If bipolar disorder was a real thing or being, what would it look, sound and behave like?
Bipolar disorder is a real thing.
It’s something that’s a part of me. It exists. It looks like me. It sounds like me. It behaves like me.
This is an interesting prompt. I’m really enjoying doing this list of prompts because it’s forcing me to think of my mental illness in a different way. In my mind, bipolar disorder is real and it exists. It exists in how I’m perceived. Most of the time, it controls me. It’s a part of me. It is ingrained in who I am and how I behave. It lives in my brain, and thus in my body. My brain chemicals, misfiring or not, influence how I present to the world.

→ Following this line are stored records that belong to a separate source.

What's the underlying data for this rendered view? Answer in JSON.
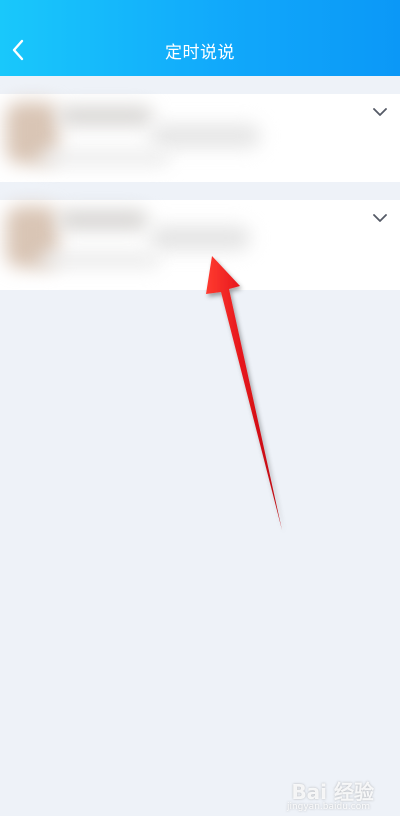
{
  "header": {
    "title": "定时说说",
    "back_icon": "chevron-left-icon"
  },
  "colors": {
    "header_gradient_start": "#19c8fb",
    "header_gradient_end": "#0b98f7",
    "page_background": "#eef2f8",
    "annotation_arrow": "#e4141b"
  },
  "posts": [
    {
      "content": "",
      "expand_icon": "chevron-down-icon"
    },
    {
      "content": "",
      "expand_icon": "chevron-down-icon"
    }
  ],
  "watermark": {
    "brand": "Bai 经验",
    "url": "jingyan.baidu.com"
  }
}
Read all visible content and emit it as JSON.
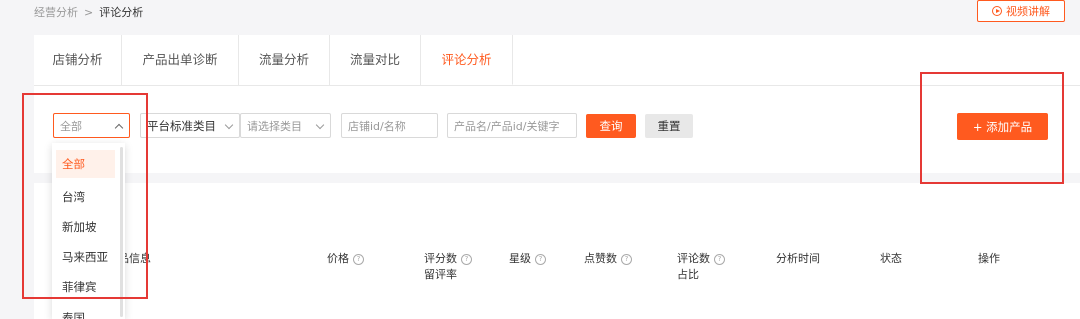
{
  "breadcrumb": {
    "parent": "经营分析",
    "sep": ">",
    "current": "评论分析"
  },
  "video_button": {
    "label": "视频讲解"
  },
  "tabs": [
    {
      "label": "店铺分析"
    },
    {
      "label": "产品出单诊断"
    },
    {
      "label": "流量分析"
    },
    {
      "label": "流量对比"
    },
    {
      "label": "评论分析"
    }
  ],
  "filters": {
    "region_select": "全部",
    "category_label": "平台标准类目",
    "category_placeholder": "请选择类目",
    "shop_placeholder": "店铺id/名称",
    "product_placeholder": "产品名/产品id/关键字",
    "query_label": "查询",
    "reset_label": "重置"
  },
  "add_product": {
    "label": "+ 添加产品"
  },
  "table_headers": {
    "product_info": "品信息",
    "price": "价格",
    "rating_count": "评分数",
    "retention": "留评率",
    "stars": "星级",
    "likes": "点赞数",
    "comment_count": "评论数",
    "ratio": "占比",
    "analysis_time": "分析时间",
    "status": "状态",
    "action": "操作"
  },
  "dropdown": {
    "options": [
      "全部",
      "台湾",
      "新加坡",
      "马来西亚",
      "菲律宾",
      "泰国"
    ],
    "selected": "全部"
  },
  "colors": {
    "accent": "#ff5a1f",
    "highlight_box": "#e53935"
  }
}
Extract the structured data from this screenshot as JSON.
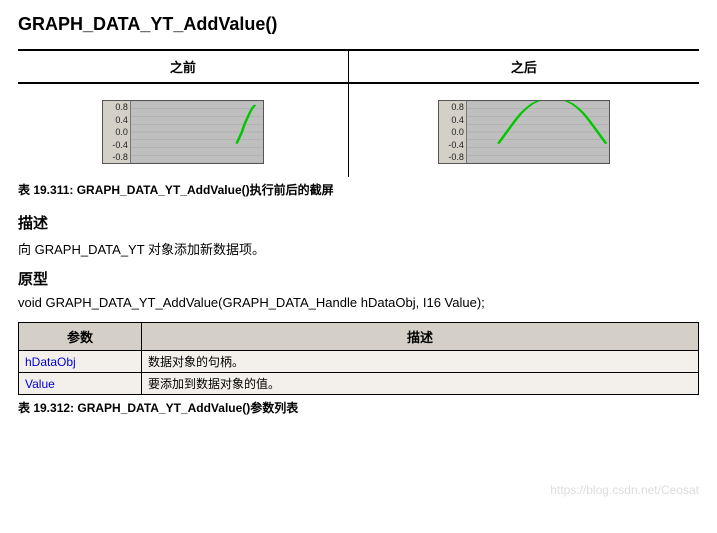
{
  "title": "GRAPH_DATA_YT_AddValue()",
  "comparison": {
    "before_label": "之前",
    "after_label": "之后",
    "yticks": [
      "0.8",
      "0.4",
      "0.0",
      "-0.4",
      "-0.8"
    ]
  },
  "caption1": "表 19.311: GRAPH_DATA_YT_AddValue()执行前后的截屏",
  "desc_heading": "描述",
  "desc_text": "向 GRAPH_DATA_YT 对象添加新数据项。",
  "proto_heading": "原型",
  "proto_text": "void GRAPH_DATA_YT_AddValue(GRAPH_DATA_Handle hDataObj, I16 Value);",
  "param_headers": {
    "name": "参数",
    "desc": "描述"
  },
  "params": [
    {
      "name": "hDataObj",
      "desc": "数据对象的句柄。"
    },
    {
      "name": "Value",
      "desc": "要添加到数据对象的值。"
    }
  ],
  "caption2": "表 19.312: GRAPH_DATA_YT_AddValue()参数列表",
  "watermark": "https://blog.csdn.net/Ceosat",
  "chart_data": [
    {
      "type": "line",
      "title": "之前",
      "ylim": [
        -0.8,
        0.8
      ],
      "xlim": [
        0,
        100
      ],
      "series": [
        {
          "name": "trace",
          "points": [
            [
              80,
              -0.3
            ],
            [
              82,
              -0.15
            ],
            [
              84,
              0.0
            ],
            [
              86,
              0.2
            ],
            [
              88,
              0.35
            ],
            [
              90,
              0.5
            ],
            [
              92,
              0.62
            ],
            [
              94,
              0.7
            ]
          ]
        }
      ]
    },
    {
      "type": "line",
      "title": "之后",
      "ylim": [
        -0.8,
        0.8
      ],
      "xlim": [
        0,
        100
      ],
      "series": [
        {
          "name": "trace",
          "points": [
            [
              22,
              -0.3
            ],
            [
              26,
              -0.1
            ],
            [
              30,
              0.1
            ],
            [
              34,
              0.3
            ],
            [
              38,
              0.48
            ],
            [
              42,
              0.62
            ],
            [
              46,
              0.73
            ],
            [
              50,
              0.8
            ],
            [
              54,
              0.84
            ],
            [
              58,
              0.86
            ],
            [
              62,
              0.86
            ],
            [
              66,
              0.84
            ],
            [
              70,
              0.8
            ],
            [
              74,
              0.73
            ],
            [
              78,
              0.62
            ],
            [
              82,
              0.48
            ],
            [
              86,
              0.3
            ],
            [
              90,
              0.1
            ],
            [
              94,
              -0.1
            ],
            [
              98,
              -0.3
            ]
          ]
        }
      ]
    }
  ]
}
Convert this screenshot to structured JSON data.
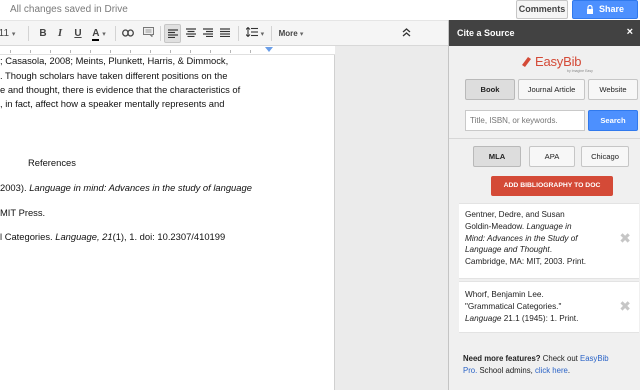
{
  "topbar": {
    "saved_status": "All changes saved in Drive",
    "comments_label": "Comments",
    "share_label": "Share"
  },
  "toolbar": {
    "font_size": "11",
    "bold": "B",
    "italic": "I",
    "underline": "U",
    "text_color": "A",
    "more_label": "More",
    "collapse_icon": "double-chevron-up-icon"
  },
  "document": {
    "lines": [
      "; Casasola, 2008; Meints, Plunkett, Harris, & Dimmock,",
      ". Though scholars have taken different positions on the",
      "e and thought, there is evidence that the characteristics of",
      ", in fact, affect how a speaker mentally represents and"
    ],
    "references_heading": "References",
    "ref1_plain": "2003). ",
    "ref1_italic": "Language in mind: Advances in the study of language",
    "ref1_cont": "MIT Press.",
    "ref2_plain": "l Categories. ",
    "ref2_italic": "Language, 21",
    "ref2_end": "(1), 1. doi: 10.2307/410199"
  },
  "panel": {
    "title": "Cite a Source",
    "close": "×",
    "logo_text": "EasyBib",
    "logo_sub": "by Imagine Easy",
    "source_tabs": [
      "Book",
      "Journal Article",
      "Website"
    ],
    "search_placeholder": "Title, ISBN, or keywords.",
    "search_button": "Search",
    "style_tabs": [
      "MLA",
      "APA",
      "Chicago"
    ],
    "selected_style": "MLA",
    "add_button": "ADD BIBLIOGRAPHY TO DOC",
    "citation1": {
      "line1": "Gentner, Dedre, and Susan",
      "line2": "Goldin-Meadow. ",
      "line2_italic": "Language in",
      "line3_italic": "Mind: Advances in the Study of",
      "line4_italic": "Language and Thought",
      "line4_end": ".",
      "line5": "Cambridge, MA: MIT, 2003. Print."
    },
    "citation2": {
      "line1": "Whorf, Benjamin Lee.",
      "line2": "\"Grammatical Categories.\"",
      "line3_italic": "Language",
      "line3_end": " 21.1 (1945): 1. Print."
    },
    "footer": {
      "bold": "Need more features?",
      "text1": " Check out ",
      "link1": "EasyBib",
      "link1b": "Pro.",
      "text2": " School admins, ",
      "link2": "click here",
      "text3": "."
    }
  },
  "colors": {
    "accent_blue": "#4d90fe",
    "easybib_red": "#d44a37",
    "panel_header": "#424242"
  }
}
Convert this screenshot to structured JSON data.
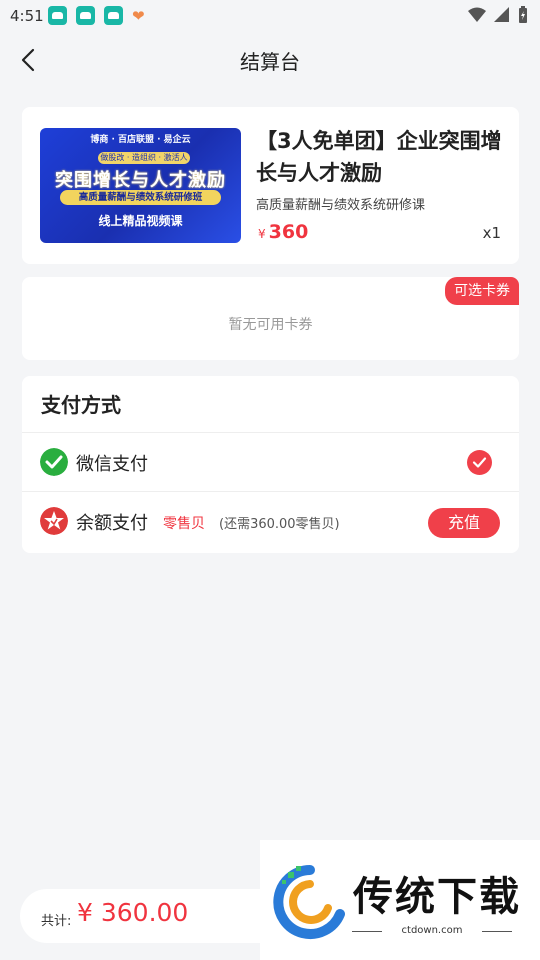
{
  "status_bar": {
    "time": "4:51"
  },
  "header": {
    "title": "结算台"
  },
  "product": {
    "thumb_top": "博商 · 百店联盟 · 易企云",
    "thumb_pill": "做股改 · 造组织 · 激活人",
    "thumb_title": "突围增长与人才激励",
    "thumb_band": "高质量薪酬与绩效系统研修班",
    "thumb_bottom": "线上精品视频课",
    "title": "【3人免单团】企业突围增长与人才激励",
    "subtitle": "高质量薪酬与绩效系统研修课",
    "currency": "¥",
    "price": "360",
    "quantity": "x1"
  },
  "coupon": {
    "badge": "可选卡券",
    "empty_text": "暂无可用卡券"
  },
  "payment": {
    "title": "支付方式",
    "wechat_label": "微信支付",
    "balance_label": "余额支付",
    "balance_brand": "零售贝",
    "balance_note": "(还需360.00零售贝)",
    "recharge_label": "充值",
    "selected": "wechat"
  },
  "footer": {
    "total_label": "共计:",
    "total_value": "¥ 360.00"
  },
  "watermark": {
    "text": "传统下载",
    "url": "ctdown.com"
  },
  "colors": {
    "accent": "#f0404a",
    "wechat": "#2aae3f",
    "background": "#f4f5f7"
  }
}
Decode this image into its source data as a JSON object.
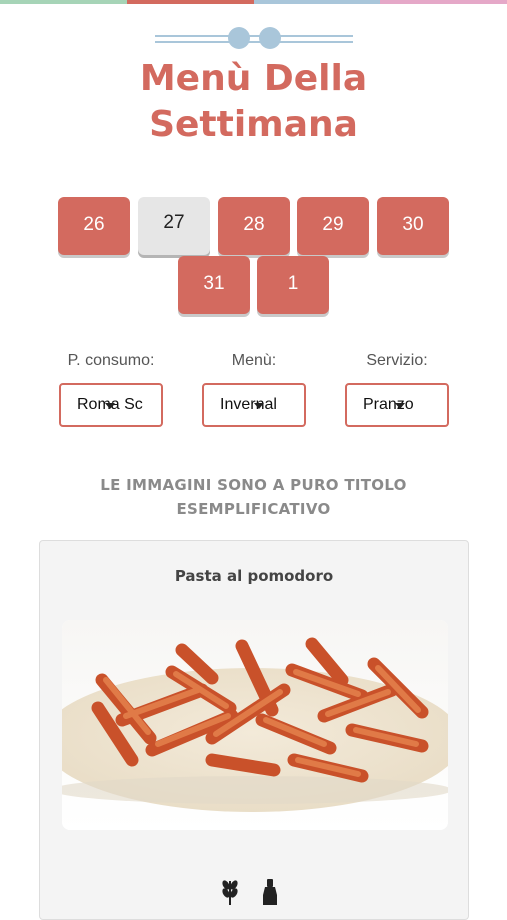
{
  "header": {
    "title_line1": "Menù Della",
    "title_line2": "Settimana"
  },
  "days": [
    {
      "label": "26",
      "active": false
    },
    {
      "label": "27",
      "active": true
    },
    {
      "label": "28",
      "active": false
    },
    {
      "label": "29",
      "active": false
    },
    {
      "label": "30",
      "active": false
    },
    {
      "label": "31",
      "active": false
    },
    {
      "label": "1",
      "active": false
    }
  ],
  "filters": {
    "consumo": {
      "label": "P. consumo:",
      "value": "Roma Sc"
    },
    "menu": {
      "label": "Menù:",
      "value": "Invernal"
    },
    "servizio": {
      "label": "Servizio:",
      "value": "Pranzo"
    }
  },
  "notice": {
    "line1": "LE IMMAGINI SONO A PURO TITOLO",
    "line2": "ESEMPLIFICATIVO"
  },
  "dish": {
    "name": "Pasta al pomodoro",
    "icons": [
      "wheat-icon",
      "bottle-icon"
    ]
  },
  "colors": {
    "accent": "#d36a5f",
    "active_day": "#e6e6e6",
    "decor": "#a9c6da"
  }
}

But I am more than my diagnosis.
Bipolar disorder looks, sounds, and acts like the person living with it. For me, it makes me an artist and is part of my humanity and existence. It influences how I create and the ways I perform. The contrast between my music and art while manic, depressed, or (the rare) in between is stark. I guess that makes for variety and that can be a benefit… but it can also be seen as inconsistency and lack of focus. As being too crashed to show up and on time. As being too in the sky to sit still and be present. It looks and sounds like chaos often. I guess I’m a slave to whatever way my brain chemicals decide to act on any given day. Thankfully, I’m not so ultra-rapid cycling that I sit in the extremes for weeks and months most of the time. I’ve yet to have a considerable time in the middle, where I hope to be one day. But will that lead me down the path of Diana Goodman in next to normal when she muses on missing the mountains? Where everything’s perfect, nothing’s real? The mountains and roller coaster of bipolar disorder are a part of me. Medication has generally dulled the absolute extremes so I’m not so depressed that I’m completely suicidal or so manic that I don’t even know my own name. But I still live with psychosis, especially when my mood cycle is shifting in either direction. It’s scary, but I’m somehow morbidly accustomed to this chaos. It helps me know that I exist in a weird co-dependant way.
I know that I will never be cured, and I guess I’m at peace with that life fact.